Early Reluctance by SugarVal | Diabetesnet.com

Early Reluctance by SugarVal

You’re standing on a winding trail at the precipice of a sheer cliff. The ocean crashes on the rocks below. Sidle up to the cliff and peek over the edge. Certain death. Look behind you, to the edge of a forest in the near distance. Hungry wolves with dripping jaws and glowing eyes wait, and watch.

Next, you’re blindfolded and told you must run along that twisty path that follows the uneven contours of the cliff’s edge. Although you can’t see, you must run as close as possible to that edge or else the wolves will leave the forest, run you down, gobble up your toes and snack on your eyes for dessert. And, you must do this for the rest of your life.

Is this the next young adult smash hit book turned movie in the vein of Hunger Games or Maze Runner? No, it’s just a (slightly) over-dramatized metaphor for living with Type 1 diabetes.

“Keep your blood sugar low!” they tell you, even though that means coming dangerously close to sudden death from hypoglycemia, like plunging off the cliff onto the rocks below. “If you run too high you’ll lose your feet, go blind, need dialysis!” A fate perhaps worse than death, like being consumed alive by those pesky wolves.

But thanks to new, technologically advanced insulin pumps and continuous glucose monitors, this nightmarish scenario has changed.

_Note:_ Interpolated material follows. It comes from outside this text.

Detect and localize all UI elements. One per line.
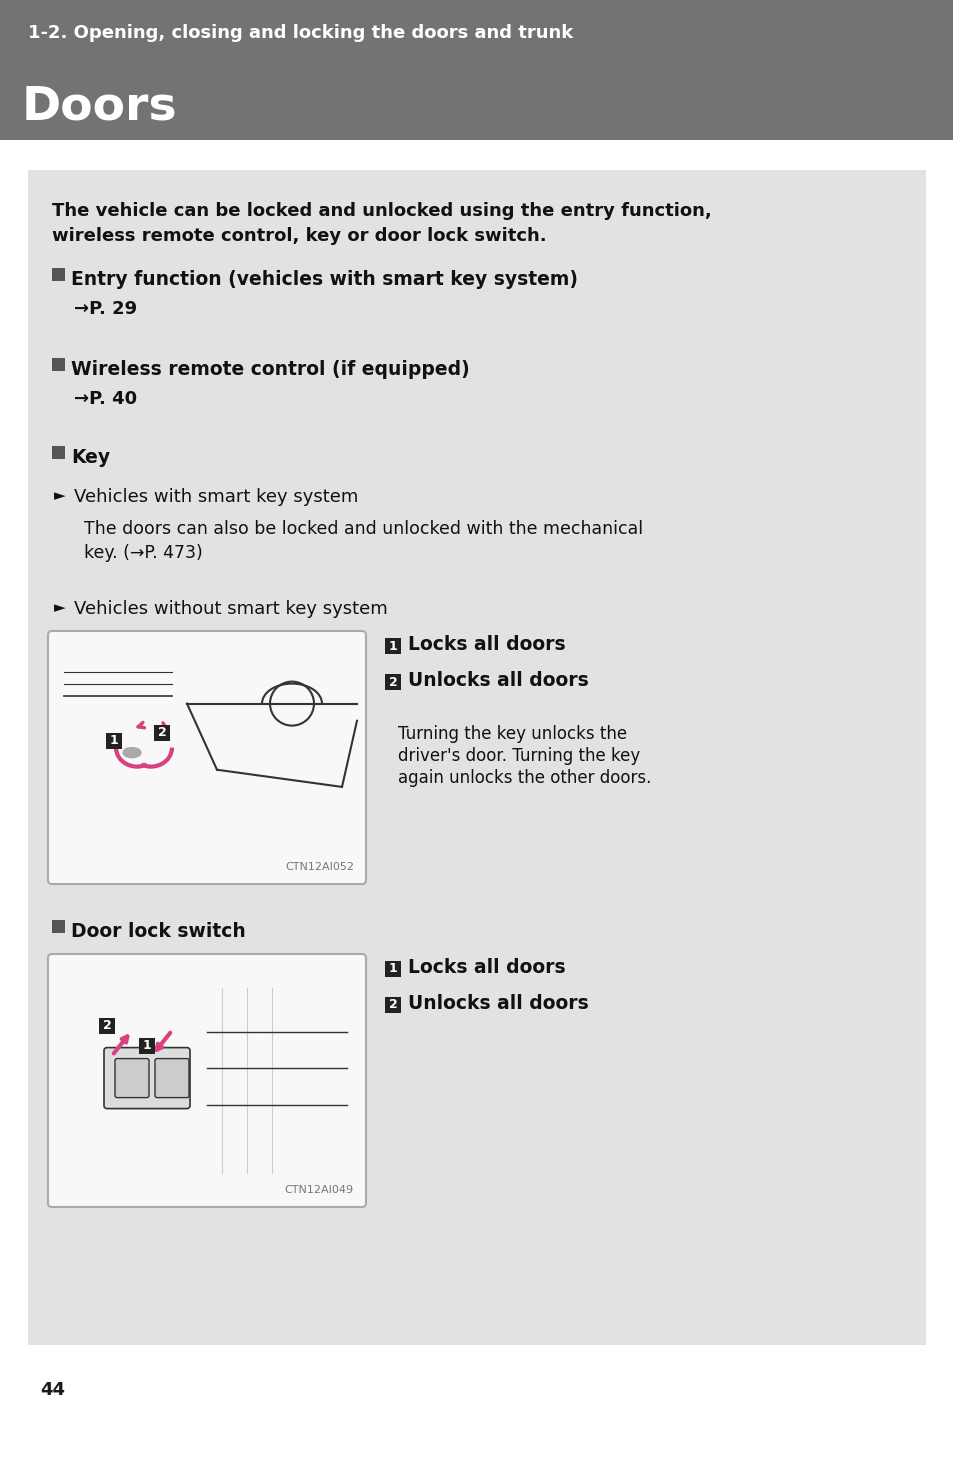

The blindfold is removed, there’s a guardrail on the edge of the cliff, and a fence between you and the forest of wolves.

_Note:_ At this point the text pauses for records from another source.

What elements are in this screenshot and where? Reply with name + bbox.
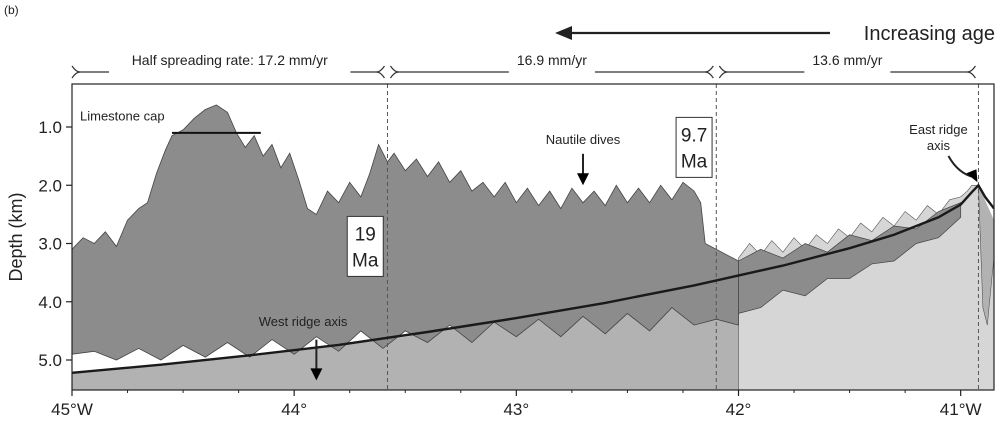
spreading-rate-label-1: 16.9 mm/yr bbox=[517, 52, 587, 68]
isochron-box-0 bbox=[346, 215, 384, 277]
spreading-rate-brackets: Half spreading rate: 17.2 mm/yr 16.9 mm/y… bbox=[71, 50, 976, 79]
isochron-unit-1: Ma bbox=[681, 151, 708, 172]
spreading-rate-label-bg-1 bbox=[508, 50, 595, 76]
spreading-rate-bracket-end-b-1 bbox=[705, 71, 714, 79]
nautile-dives-label: Nautile dives bbox=[546, 132, 621, 147]
nautile-dives-arrowhead bbox=[576, 173, 589, 186]
isochron-age-0: 19 bbox=[355, 224, 376, 245]
plot-area bbox=[72, 84, 994, 390]
west-ridge-axis-label: West ridge axis bbox=[259, 314, 348, 329]
limestone-cap-label: Limestone cap bbox=[80, 109, 165, 124]
east-ridge-axis-label: East ridge axis bbox=[909, 122, 968, 153]
spreading-rate-bracket-end-0 bbox=[71, 71, 81, 79]
axes: 45°W 44° 43° 42° 41°W 1.0 2.0 3.0 4.0 5.0 bbox=[38, 118, 981, 419]
panel-label: (b) bbox=[4, 3, 19, 17]
y-tick-label-4: 5.0 bbox=[38, 351, 62, 370]
age-arrow-label: Increasing age bbox=[864, 23, 995, 45]
isochron-box-1 bbox=[675, 116, 713, 178]
spreading-rate-label-bg-2 bbox=[804, 50, 891, 76]
west-ridge-axis-arrowhead bbox=[310, 368, 323, 381]
spreading-rate-label-0: Half spreading rate: 17.2 mm/yr bbox=[132, 52, 328, 68]
x-tick-label-0: 45°W bbox=[51, 400, 93, 419]
spreading-rate-label-2: 13.6 mm/yr bbox=[812, 52, 882, 68]
east-ridge-axis-label-line-0: East ridge bbox=[909, 122, 968, 137]
x-tick-label-2: 43° bbox=[503, 400, 529, 419]
isochron-age-1: 9.7 bbox=[681, 125, 707, 146]
y-tick-label-1: 2.0 bbox=[38, 176, 62, 195]
y-tick-label-3: 4.0 bbox=[38, 293, 62, 312]
spreading-rate-bracket-end-2 bbox=[718, 71, 728, 79]
y-tick-label-2: 3.0 bbox=[38, 235, 62, 254]
x-tick-label-4: 41°W bbox=[940, 400, 982, 419]
age-arrowhead bbox=[555, 26, 572, 40]
spreading-rate-label-bg-0 bbox=[109, 50, 351, 76]
plot-frame bbox=[71, 83, 995, 391]
x-tick-label-1: 44° bbox=[281, 400, 307, 419]
age-arrow bbox=[555, 26, 830, 40]
spreading-rate-bracket-end-b-2 bbox=[967, 71, 976, 79]
y-tick-label-0: 1.0 bbox=[38, 118, 62, 137]
east-ridge-axis-arrowhead bbox=[966, 169, 978, 183]
isochron-unit-0: Ma bbox=[352, 250, 379, 271]
east-ridge-axis-label-line-1: axis bbox=[927, 138, 951, 153]
cooling-model-curve bbox=[72, 183, 994, 374]
west-ridge-topography bbox=[72, 104, 739, 361]
x-tick-label-3: 42° bbox=[726, 400, 752, 419]
annotations: 19 Ma 9.7 Ma Limestone cap Nautile dives East … bbox=[80, 109, 978, 381]
spreading-rate-bracket-end-1 bbox=[389, 71, 399, 79]
spreading-rate-bracket-end-b-0 bbox=[376, 71, 385, 79]
y-axis-label: Depth (km) bbox=[6, 192, 26, 281]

Or at least, that’s what my hope is.

I was diagnosed at age 32. My onset must’ve been gradual, since I didn’t end up in the ER--I only went to the doctor after having bad foot and calf cramping at night, but my blood sugar was above 650. I started on MDI (Multiple Daily Injections). During my first years as a diabetic, my A1Cs weren’t great, but they were okay— mostly in the 7 range. Maybe I had a longer honeymoon phase than most. Fast forward 13 years, and they had gone way up, at one point even going above 10.

It wasn’t for lack of trying. I didn’t feel as though my control was any worse than before—it had always been, well, random. I could do one thing one day and get a good result, do the exact same thing the next day and get a bad result. But the numbers don’t lie and something was getting worse. Maybe it was my attitude. My natural optimism could only take so much, and the harder I tried to outsmart my unpredictable glucose levels the worse I would fail. I’d decided the return on investment just wasn’t there, that it was better to make friends with the wolves then fall off the cliff.

Last fall, my new nurse practitioner suggested I try going on an insulin pump. I’d always been resistant to the idea. I’d worn one briefly during a clinical trial many years ago, but was relieved when it was over. I took it off, shucking off the claustrophobic feeling, and happily went back to using insulin pens. But at this point, with my horrible A1Cs lurking over my head, I thought “What do I have to lose?” With the added incentive that if I went on the Medtronic 630g before the end of 2016, I would be fast-tracked onto the new 670g, the first hybrid closed-loop system, when it came out the following spring, I decided to give pumping another try. Pump users and doctors I had talked to over the years all said similar things, “You’ll love it, it’ll change your life. You’ll finally have control.” I allowed myself a smidgen of hope.

I started on the 630g pump and CGM system. But it wasn’t an easy fix. I still had highs and lows. I was also struggling with kinked cannulas on my infusion sets, leaving me with no idea how much insulin I’d actually gotten. And the Enlite sensors weren’t very accurate. At night the CGM would read falsely low, waking me up so often that I was operating in a sleep deprived haze. I ended up turning the damn sensor off completely at night, negating any benefit of low blood sugar warnings at night. To top it off, my A1C actually went up, from 9.2 to 9.3 during the 8 months I was on the pump. To say I was discouraged, depressed, and pissed off is an understatement, and my diabetic educator seemed as frustrated as I was. “Help is on the way. The 670g is coming out soon,” she said. With its hybrid-closed loop system that could react in real time to my insulin needs, it might be the answer. But I was still skeptical. Could this new pump really change my life?